Em 8 de abril, o feito foi ainda mais ousado. A ucraniana Alexandra Shevchenko, 25 anos, escureceu os longos cabelos loiros e despistou o aparato de segurança russo e alemão, ficando cara a cara com seu alvo, o presidente da Rússia, Vladimir Putin, que era ciceroneado pela chanceler Angela Merkel em uma visita à feira industrial de Hannover. Ao ver a manifestante de peito aberto e punhos em riste, Putin apenas sorriu e, depois, para a ira do movimento, teceu um comentário:
- Gostei.
Nos últimos meses, o Femen vem reposicionando e reforçando sua atuação. Além do escritório em Kiev, onde se organizam desde 2008, criaram representações na França e na Alemanha e passaram a estampar notícias com protestos cada vez mais ousados - até saíram seminuas com bigodes de Hitler para associar a indústria do sexo ao nazismo -, sempre com a marca registrada, o topless.
Inna deixou a Ucrânia e se mudou para Paris depois de ter, em 17 agosto de 2012, derrubado com uma serra elétrica uma cruz no centro da capital de seu país em apoio às integrantes presas da banda russa Pussy Riot. Diz ter sido perseguida pelo Serviço de Segurança da Ucrânia depois daquilo e fugiu para a França despistando a vigilância. Lá, instalou uma filial maior que a matriz e que se transformou na sede do coletivo. Alexandra migrou para a Alemanha em janeiro e recruta ativistas pelos país.

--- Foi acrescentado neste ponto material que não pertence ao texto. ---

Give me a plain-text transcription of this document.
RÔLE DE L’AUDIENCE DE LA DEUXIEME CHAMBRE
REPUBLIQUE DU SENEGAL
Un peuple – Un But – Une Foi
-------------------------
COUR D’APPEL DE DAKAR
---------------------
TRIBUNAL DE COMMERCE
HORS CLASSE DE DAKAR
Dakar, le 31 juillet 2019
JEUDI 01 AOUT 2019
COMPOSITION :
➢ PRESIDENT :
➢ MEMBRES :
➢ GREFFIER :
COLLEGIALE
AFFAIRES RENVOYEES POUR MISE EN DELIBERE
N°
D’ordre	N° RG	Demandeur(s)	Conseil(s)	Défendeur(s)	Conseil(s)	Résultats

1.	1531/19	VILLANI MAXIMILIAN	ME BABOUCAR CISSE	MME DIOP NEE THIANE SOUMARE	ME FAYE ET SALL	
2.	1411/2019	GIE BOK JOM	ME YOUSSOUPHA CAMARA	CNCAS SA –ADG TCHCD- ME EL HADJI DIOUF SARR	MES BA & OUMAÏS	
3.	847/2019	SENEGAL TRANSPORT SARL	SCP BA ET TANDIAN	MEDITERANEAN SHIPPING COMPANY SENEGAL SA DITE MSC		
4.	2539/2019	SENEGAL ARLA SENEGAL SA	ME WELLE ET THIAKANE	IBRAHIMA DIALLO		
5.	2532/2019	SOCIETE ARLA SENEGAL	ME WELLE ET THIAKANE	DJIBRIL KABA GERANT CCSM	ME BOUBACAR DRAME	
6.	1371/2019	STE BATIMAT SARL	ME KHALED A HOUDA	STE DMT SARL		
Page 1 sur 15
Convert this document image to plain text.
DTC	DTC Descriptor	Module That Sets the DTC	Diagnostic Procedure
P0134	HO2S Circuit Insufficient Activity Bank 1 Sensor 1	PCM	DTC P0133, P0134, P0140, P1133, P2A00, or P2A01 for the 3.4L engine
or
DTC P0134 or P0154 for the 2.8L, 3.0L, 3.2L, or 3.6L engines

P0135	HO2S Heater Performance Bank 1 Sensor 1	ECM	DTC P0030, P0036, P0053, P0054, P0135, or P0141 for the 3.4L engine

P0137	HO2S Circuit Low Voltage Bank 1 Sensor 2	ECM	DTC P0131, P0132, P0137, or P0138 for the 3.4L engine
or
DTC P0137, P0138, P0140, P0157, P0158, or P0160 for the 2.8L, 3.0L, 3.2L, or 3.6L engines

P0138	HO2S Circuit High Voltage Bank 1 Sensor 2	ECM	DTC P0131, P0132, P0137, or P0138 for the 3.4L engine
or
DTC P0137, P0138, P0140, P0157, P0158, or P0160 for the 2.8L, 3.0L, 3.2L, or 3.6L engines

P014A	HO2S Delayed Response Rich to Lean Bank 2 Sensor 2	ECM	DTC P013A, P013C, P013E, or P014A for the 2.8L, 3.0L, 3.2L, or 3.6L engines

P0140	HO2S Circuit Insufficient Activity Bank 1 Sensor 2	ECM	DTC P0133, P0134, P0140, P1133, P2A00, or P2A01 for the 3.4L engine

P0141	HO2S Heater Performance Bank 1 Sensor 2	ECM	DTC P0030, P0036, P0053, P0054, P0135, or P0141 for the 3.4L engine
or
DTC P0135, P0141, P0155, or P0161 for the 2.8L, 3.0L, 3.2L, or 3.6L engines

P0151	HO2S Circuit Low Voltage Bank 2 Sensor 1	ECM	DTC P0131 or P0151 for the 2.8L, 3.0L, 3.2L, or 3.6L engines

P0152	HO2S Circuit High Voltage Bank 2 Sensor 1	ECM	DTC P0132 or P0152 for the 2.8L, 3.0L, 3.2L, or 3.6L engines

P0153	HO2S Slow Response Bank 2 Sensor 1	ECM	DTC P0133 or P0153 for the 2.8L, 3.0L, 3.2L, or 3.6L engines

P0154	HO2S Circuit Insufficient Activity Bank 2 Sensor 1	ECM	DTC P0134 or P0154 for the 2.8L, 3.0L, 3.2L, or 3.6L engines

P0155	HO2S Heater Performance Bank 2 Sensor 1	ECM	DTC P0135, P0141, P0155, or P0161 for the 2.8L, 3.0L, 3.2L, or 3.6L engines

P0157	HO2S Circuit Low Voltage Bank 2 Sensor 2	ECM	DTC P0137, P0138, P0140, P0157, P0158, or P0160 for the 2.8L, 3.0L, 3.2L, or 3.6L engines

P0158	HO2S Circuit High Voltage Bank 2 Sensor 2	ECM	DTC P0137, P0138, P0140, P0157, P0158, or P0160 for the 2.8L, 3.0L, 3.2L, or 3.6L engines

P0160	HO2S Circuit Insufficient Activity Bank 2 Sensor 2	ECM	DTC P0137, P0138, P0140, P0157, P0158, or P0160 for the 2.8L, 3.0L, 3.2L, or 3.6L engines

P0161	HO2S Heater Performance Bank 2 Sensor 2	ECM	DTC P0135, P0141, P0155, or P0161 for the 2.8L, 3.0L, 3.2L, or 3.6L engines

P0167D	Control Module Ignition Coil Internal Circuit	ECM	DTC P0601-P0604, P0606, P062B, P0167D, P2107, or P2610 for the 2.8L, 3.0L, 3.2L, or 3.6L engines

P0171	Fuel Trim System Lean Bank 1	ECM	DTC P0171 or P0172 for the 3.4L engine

Para fazer parte do Femen, as aspirantes aprendem a jamais rir em um protesto, a fugir de poses sensuais, a resistir à polícia, a gritar palavras de ordem ritmadas e estridentes e, o principal, a se mostrar furiosas.
A indignação do Femen começou com Anna Hutsol, Inna e Alexandra, ainda estudantes, em Khmelnytskyi, a oeste de Kiev, indignadas com a associação da beleza eslava ao turismo sexual - fenômeno que desabrochou com o fim da União Soviética. Despois, tornaram-se radicais contra, grosso modo, tudo que limite as liberdades femininas. "Somos contra o patriarcalismo na política, na religião, no sexo", definem.
Quatro pessoas dedicam-se só ao Femen. Vivem da venda de suvenires e de doações. Nos planos de expansão, sonham em se consolidar como organização de grande porte, mas sem vinculação "com a política suja", dizem. Segundo as fundadoras, contam com 300 ativistas e um número indefinido de pessoas que vestem a camiseta mas não tiram a roupa em público.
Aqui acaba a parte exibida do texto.